The short answer is, it depends. We would suggest that the question isn’t whether the stock market is “too risky,” but whether you’re managing your investment risks according to your retirement goals.

We advise taking on market risk in proportion to your financial goals, and offsetting it with fixed income assets to dampen the volatility and meet your income needs. How much of each? An informed advisor can make a huge difference in helping you find the right mix for you. It also helps to understand the different kinds of investment risk involved:

1. “Idiosyncratic” risk — This is a fancy term for the risk inherent to individual securities. For example, Apple stock at least temporarily plummeted when the company’s charismatic leader Steve Jobs retired, but of course this was a risk exclusive to Apple. By diversifying (using low-cost mutual funds to capture the broad returns of stock asset classes instead of trying to capture the returns of individual stocks) we can spread your financial eggs across multiple baskets and effectively eliminate this form of risk from the equation.

2. Market risk (volatility) — Stock market risk in the form of volatility can cause the short-term value of your investments to move up and down, sometimes dramatically and often unpredictably. But because “short-term” volatility can last longer than those facing retirement can comfortably afford, it’s prudent to be wary of taking on more than is necessary. However, this is key: You can expect these same stock market risks to generate long-term wealth for you within your well-diversified portfolio. Nobody likes the uncertainty inherent in market risk, but even in retirement, your financial goals may well include the need to build in a measure of it, to maintain or build wealth.
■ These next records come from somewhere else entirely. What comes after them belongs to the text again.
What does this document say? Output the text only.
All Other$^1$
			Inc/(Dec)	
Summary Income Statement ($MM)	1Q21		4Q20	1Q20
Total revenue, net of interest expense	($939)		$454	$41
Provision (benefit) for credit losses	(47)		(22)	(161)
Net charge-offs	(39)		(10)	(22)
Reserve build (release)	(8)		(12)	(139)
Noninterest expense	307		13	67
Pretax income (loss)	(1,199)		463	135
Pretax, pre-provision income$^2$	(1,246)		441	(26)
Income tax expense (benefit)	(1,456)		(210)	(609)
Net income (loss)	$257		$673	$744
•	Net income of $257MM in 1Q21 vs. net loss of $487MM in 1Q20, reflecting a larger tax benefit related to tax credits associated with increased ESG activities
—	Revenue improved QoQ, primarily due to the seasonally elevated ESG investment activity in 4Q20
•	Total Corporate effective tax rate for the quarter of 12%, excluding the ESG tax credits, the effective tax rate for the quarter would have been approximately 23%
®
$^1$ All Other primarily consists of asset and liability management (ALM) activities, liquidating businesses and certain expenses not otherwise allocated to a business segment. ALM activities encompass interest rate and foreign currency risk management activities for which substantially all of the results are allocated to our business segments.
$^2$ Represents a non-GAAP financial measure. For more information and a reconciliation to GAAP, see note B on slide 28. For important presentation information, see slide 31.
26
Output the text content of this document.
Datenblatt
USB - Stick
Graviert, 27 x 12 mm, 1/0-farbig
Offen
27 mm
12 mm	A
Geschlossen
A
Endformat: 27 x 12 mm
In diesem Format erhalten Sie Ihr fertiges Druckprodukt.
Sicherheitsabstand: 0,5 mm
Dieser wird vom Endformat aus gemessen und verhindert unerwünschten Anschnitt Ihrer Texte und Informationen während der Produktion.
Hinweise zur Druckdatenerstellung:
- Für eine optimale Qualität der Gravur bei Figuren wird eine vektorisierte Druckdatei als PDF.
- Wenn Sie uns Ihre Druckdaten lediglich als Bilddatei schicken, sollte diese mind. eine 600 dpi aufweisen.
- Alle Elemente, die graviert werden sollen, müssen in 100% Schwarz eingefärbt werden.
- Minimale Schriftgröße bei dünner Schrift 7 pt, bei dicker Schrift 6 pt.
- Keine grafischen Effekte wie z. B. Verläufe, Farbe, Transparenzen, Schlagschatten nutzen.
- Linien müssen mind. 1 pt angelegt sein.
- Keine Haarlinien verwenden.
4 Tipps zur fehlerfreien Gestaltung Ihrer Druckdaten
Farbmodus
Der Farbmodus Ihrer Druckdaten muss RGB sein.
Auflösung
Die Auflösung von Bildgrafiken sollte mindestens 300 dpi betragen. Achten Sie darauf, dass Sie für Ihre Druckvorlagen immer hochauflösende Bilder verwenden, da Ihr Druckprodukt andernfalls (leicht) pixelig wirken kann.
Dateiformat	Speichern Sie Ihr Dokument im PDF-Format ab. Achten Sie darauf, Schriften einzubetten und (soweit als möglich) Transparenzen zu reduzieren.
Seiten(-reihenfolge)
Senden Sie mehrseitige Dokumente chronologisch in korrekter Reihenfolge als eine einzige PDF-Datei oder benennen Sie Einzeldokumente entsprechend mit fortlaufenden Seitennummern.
3. Spending power risk — On the flip side of market risk, there’s the risk of being out of the market. It seems logical to assume that a flight to quality makes you “safer,” but a problem with this assumption is that risk-free investments lose spending power over time. In other words, if your dollar isn’t earning market returns, it eventually buys you less than it used to: $1 in 1980 bought you more than $1 today. So even in retirement, market investing helps you manage spending power risk.